President William Ruto third State of the Nation address on 20 November painted an upbeat picture of education reforms but glossed over deep challenges threatening the Competency-Based Curriculum rollout.
The 90-minute speech focused heavily on economic recovery and infrastructure while highlighting the hiring of tens of thousands of teachers and rising TVET enrolment as proof the Kenya Kwanza government had stabilised the sector.
Uneven CBC rollout
Ruto made no mention of the January 2026 transition of the pioneer CBC cohort from Grade 9 to senior school, a move experts warn could turn chaotic without urgent action on infrastructure gaps and teacher shortages.
Junior secondary schools, hosted in primary school compounds since 2023, remain the weakest link. Laboratories are scarce especially in rural areas and Teachers Service Commission admits a nationwide deficit of nearly 100,000 teachers, with STEM subjects worst affected.
Internships and broken promises
The President touted recruitment of 76,000 teachers since 2022 and promised another 24,000 by January, taking the total to 100,000. He did not disclose that most of these positions are filled by interns on temporary contracts, a policy that has triggered protests, court cases and threats of strikes unless they are confirmed permanently.
During the 2022 campaign Ruto pledged to hire 116,000 teachers in his first two years, a promise that remains unfulfilled.
Capitation crisis persists
For the second year running the address ignored the crumbling Free Day Secondary Education programme.
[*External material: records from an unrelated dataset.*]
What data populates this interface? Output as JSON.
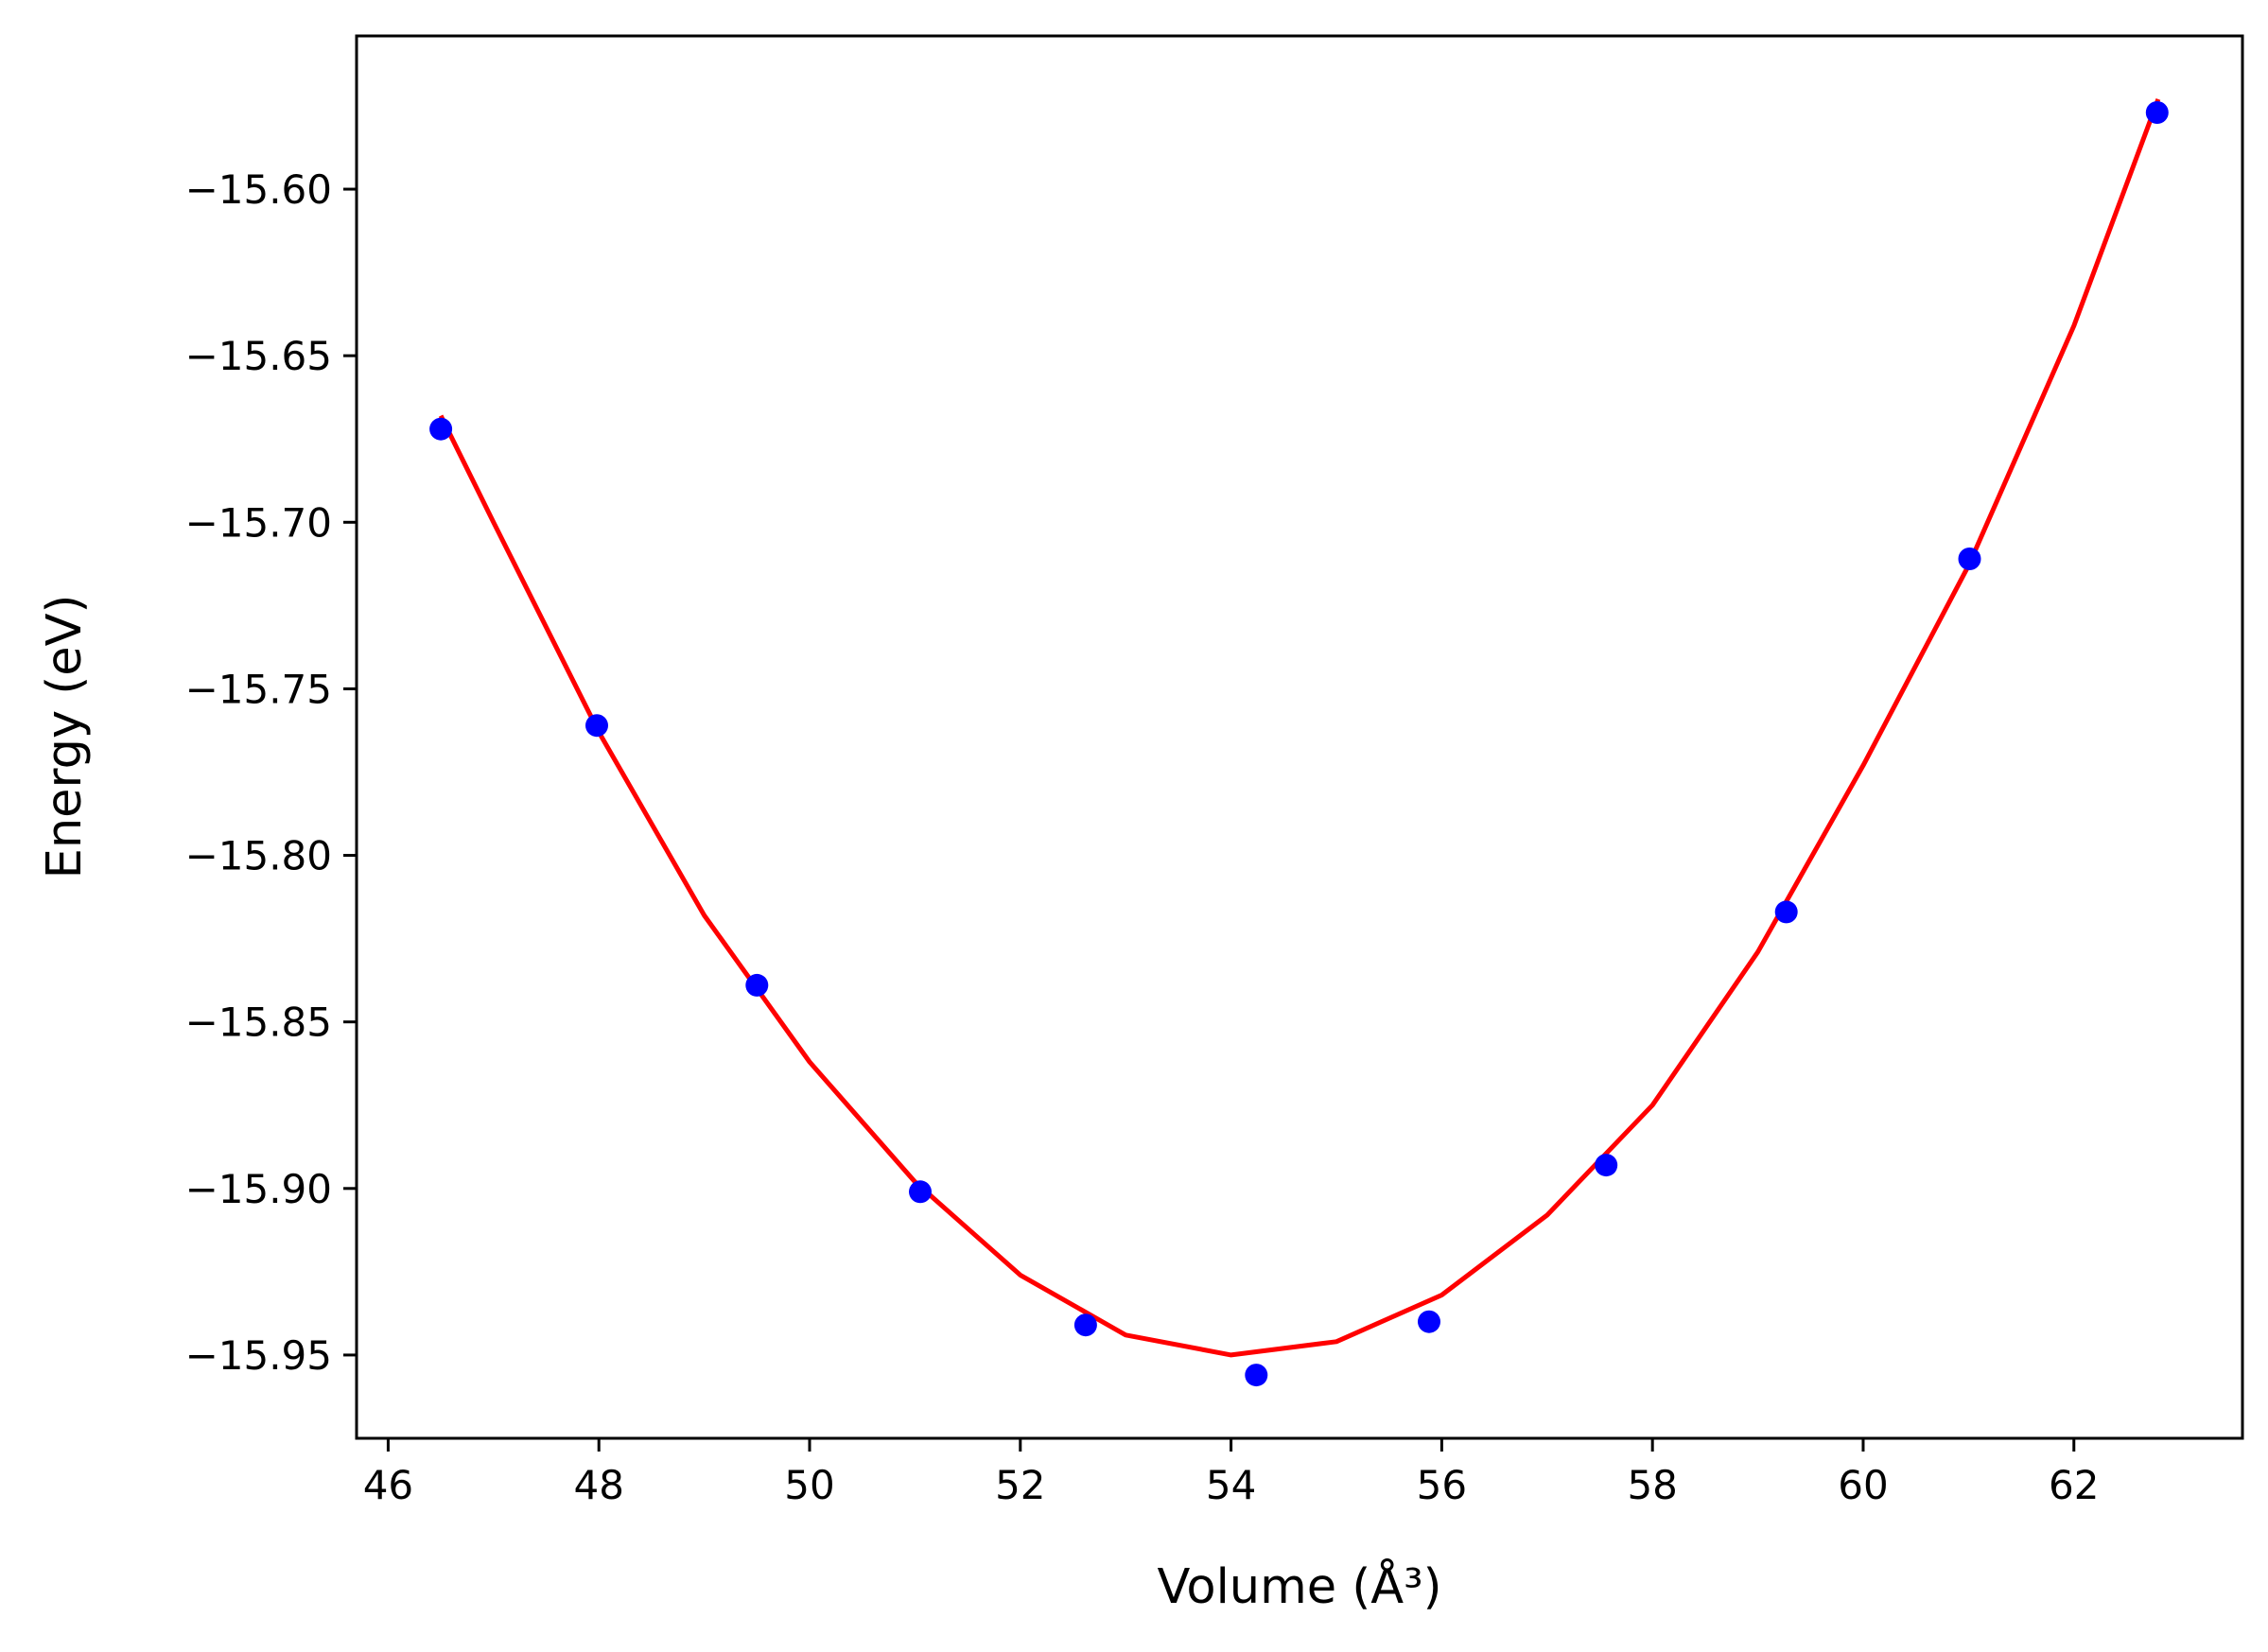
{
  "chart_data": {
    "type": "scatter",
    "title": "",
    "xlabel": "Volume (Å³)",
    "ylabel": "Energy (eV)",
    "xlim": [
      45.7,
      63.6
    ],
    "ylim": [
      -15.975,
      -15.554
    ],
    "x_ticks": [
      46,
      48,
      50,
      52,
      54,
      56,
      58,
      60,
      62
    ],
    "x_tick_labels": [
      "46",
      "48",
      "50",
      "52",
      "54",
      "56",
      "58",
      "60",
      "62"
    ],
    "y_ticks": [
      -15.6,
      -15.65,
      -15.7,
      -15.75,
      -15.8,
      -15.85,
      -15.9,
      -15.95
    ],
    "y_tick_labels": [
      "−15.60",
      "−15.65",
      "−15.70",
      "−15.75",
      "−15.80",
      "−15.85",
      "−15.90",
      "−15.95"
    ],
    "grid": false,
    "legend": "none",
    "series": [
      {
        "kind": "points",
        "color": "#0000ff",
        "x": [
          46.5,
          47.98,
          49.5,
          51.05,
          52.62,
          54.24,
          55.88,
          57.56,
          59.27,
          61.01,
          62.79
        ],
        "y": [
          -15.672,
          -15.761,
          -15.839,
          -15.901,
          -15.941,
          -15.956,
          -15.94,
          -15.893,
          -15.817,
          -15.711,
          -15.577
        ]
      },
      {
        "kind": "fit-curve",
        "color": "#ff0000",
        "x": [
          46.5,
          47.0,
          48.0,
          49.0,
          50.0,
          51.0,
          52.0,
          53.0,
          54.0,
          55.0,
          56.0,
          57.0,
          58.0,
          59.0,
          60.0,
          61.0,
          62.0,
          62.8
        ],
        "y": [
          -15.668,
          -15.7,
          -15.763,
          -15.818,
          -15.862,
          -15.898,
          -15.926,
          -15.944,
          -15.95,
          -15.946,
          -15.932,
          -15.908,
          -15.875,
          -15.829,
          -15.773,
          -15.713,
          -15.641,
          -15.573
        ]
      }
    ]
  }
}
Per-student funding has fallen from the promised KSh22,244 to around KSh15,000-16,000 this year, leaving day schools that serve most learners cash-starved.
Delayed capitation disbursements are now routine, forcing some schools to close early, ration food or send pupils home. Head teachers say arrears run into billions of shillings and suppliers are suing schools over unpaid bills.
Unions reject new medical scheme
Ruto also stayed silent on the plan to migrate over 400,000 teachers from private medical cover to the Social Health Authority from 1 December.
Unions have rejected the switch over inadequate consultation and fears benefits will be inferior. Many teachers worry the new scheme, still struggling with hospital debt backlogs, cannot match the current overseas treatment and specialised care.
Looming strike threat
As the first full CBC cohort prepares for senior school pathways in STEM, arts and sports or social sciences, unions warn the government faces a critical test. Without new staffing norms for the pathways, cleared capitation arrears and a transparent medical deal, classrooms could empty again in January.
Education stakeholders left Parliament acknowledging real gains but viewing them as fragile, with the toughest tests of Kenya Kwanza reform agenda still ahead.